- The children are not being provided with proper boundaries.
- The parents are undermining your position as an authority figure.
Children who are given what they want (not what they need) are often unhappy. Children naturally push the boundaries, testing the authority of the adults in their lives. This is totally normal. Until kids mature into young adults and have internalized a sense of impulse control they need an external figure or figures to work with. When younger children push a boundary and find it non-existent this reinforces an intrinsic insecurity.
It also conveys to them that the grown-ups are not showing up to do their job. If both parents work full-time this role during the day and in the week often falls onto a nanny or another caregiver. It is imperative that this adult be seen as a figure of definitive authority. Without such a figure-head the children of the household will run riot and any system of functionality (mealtimes, bedtimes, hygiene, homework) will fail.

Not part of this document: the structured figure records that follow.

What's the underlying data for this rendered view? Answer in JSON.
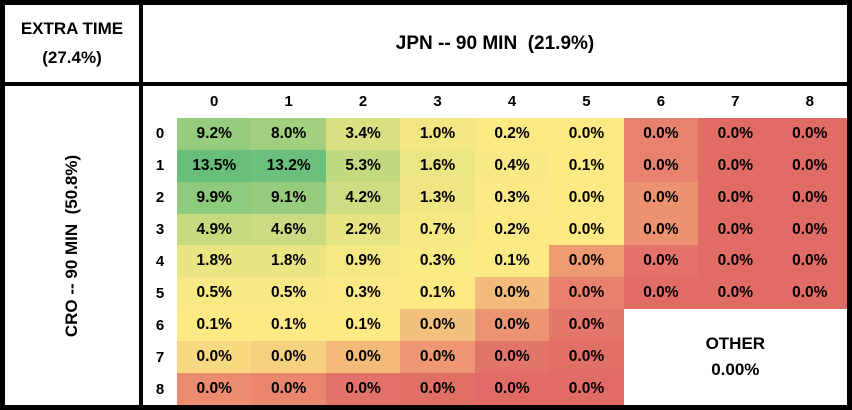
{
  "header": {
    "extra_time_line1": "EXTRA TIME",
    "extra_time_line2": "(27.4%)",
    "top_label": "JPN -- 90 MIN  (21.9%)",
    "left_label": "CRO -- 90 MIN  (50.8%)"
  },
  "chart_data": {
    "type": "heatmap",
    "x_axis_label": "JPN -- 90 MIN",
    "x_axis_probability": "21.9%",
    "y_axis_label": "CRO -- 90 MIN",
    "y_axis_probability": "50.8%",
    "extra_time_label": "EXTRA TIME",
    "extra_time_probability": "27.4%",
    "unit": "%",
    "col_headers": [
      "0",
      "1",
      "2",
      "3",
      "4",
      "5",
      "6",
      "7",
      "8"
    ],
    "row_headers": [
      "0",
      "1",
      "2",
      "3",
      "4",
      "5",
      "6",
      "7",
      "8"
    ],
    "values": [
      [
        "9.2%",
        "8.0%",
        "3.4%",
        "1.0%",
        "0.2%",
        "0.0%",
        "0.0%",
        "0.0%",
        "0.0%"
      ],
      [
        "13.5%",
        "13.2%",
        "5.3%",
        "1.6%",
        "0.4%",
        "0.1%",
        "0.0%",
        "0.0%",
        "0.0%"
      ],
      [
        "9.9%",
        "9.1%",
        "4.2%",
        "1.3%",
        "0.3%",
        "0.0%",
        "0.0%",
        "0.0%",
        "0.0%"
      ],
      [
        "4.9%",
        "4.6%",
        "2.2%",
        "0.7%",
        "0.2%",
        "0.0%",
        "0.0%",
        "0.0%",
        "0.0%"
      ],
      [
        "1.8%",
        "1.8%",
        "0.9%",
        "0.3%",
        "0.1%",
        "0.0%",
        "0.0%",
        "0.0%",
        "0.0%"
      ],
      [
        "0.5%",
        "0.5%",
        "0.3%",
        "0.1%",
        "0.0%",
        "0.0%",
        "0.0%",
        "0.0%",
        "0.0%"
      ],
      [
        "0.1%",
        "0.1%",
        "0.1%",
        "0.0%",
        "0.0%",
        "0.0%",
        null,
        null,
        null
      ],
      [
        "0.0%",
        "0.0%",
        "0.0%",
        "0.0%",
        "0.0%",
        "0.0%",
        null,
        null,
        null
      ],
      [
        "0.0%",
        "0.0%",
        "0.0%",
        "0.0%",
        "0.0%",
        "0.0%",
        null,
        null,
        null
      ]
    ],
    "colors": [
      [
        "#95cc7e",
        "#a3d07f",
        "#d8e082",
        "#f3e783",
        "#fbea84",
        "#feea84",
        "#e8816e",
        "#e06c65",
        "#e06c65"
      ],
      [
        "#68bf7c",
        "#6bc07d",
        "#c2d980",
        "#ece583",
        "#f9e984",
        "#fdea84",
        "#e8816e",
        "#e06c65",
        "#e06c65"
      ],
      [
        "#8dca7d",
        "#96cc7e",
        "#cfdc81",
        "#efe683",
        "#fae984",
        "#feea84",
        "#ec9271",
        "#e06c65",
        "#e06c65"
      ],
      [
        "#c6da80",
        "#cadb81",
        "#e6e382",
        "#f6e883",
        "#fbea84",
        "#feea84",
        "#ec9271",
        "#e06c65",
        "#e06c65"
      ],
      [
        "#eae483",
        "#eae483",
        "#f4e883",
        "#faea84",
        "#fdea84",
        "#ee9a73",
        "#e3726a",
        "#e06c65",
        "#e06c65"
      ],
      [
        "#f8e984",
        "#f8e984",
        "#fae984",
        "#fdea84",
        "#f2ba7b",
        "#e8806d",
        "#e06c65",
        "#e06c65",
        "#e06c65"
      ],
      [
        "#fdea84",
        "#fdea84",
        "#feea84",
        "#f3c17d",
        "#ec9471",
        "#e4766b",
        null,
        null,
        null
      ],
      [
        "#f6d981",
        "#f4d07f",
        "#f3ba7a",
        "#ee9772",
        "#e3746a",
        "#e06f66",
        null,
        null,
        null
      ],
      [
        "#eb8c70",
        "#e9866d",
        "#e3726a",
        "#e06f66",
        "#e06c65",
        "#e06c65",
        null,
        null,
        null
      ]
    ],
    "colorscale": {
      "low": "#e06c65",
      "mid": "#ffeb84",
      "high": "#63be7b"
    },
    "other_label": "OTHER",
    "other_value": "0.00%"
  }
}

The second problem is that your position of authority is being undermined. This is an agonizing and occasionally an humiliating transition. The consequences are that once compliant and contented children transform into angry, unhappy and rude preteens.
You have to make a choice. Are you done with this position? Think honestly about this question. If you are still invested in the family then you need to speak directly to the parents and make your case. Explain to them what the implications of their choices in ‘changing the rules’ as and when they feel like, are doing to their children. Without the parents understanding what their role is in this new unsettling dynamic there is nothing you can do.
If you are just done and if you see this type of non-cooperation between you and the parents continuing, then yes, begin to explore new options. Never stay in a job where you feel disrespected and unsupported. That would be a toxic environment for you and the family.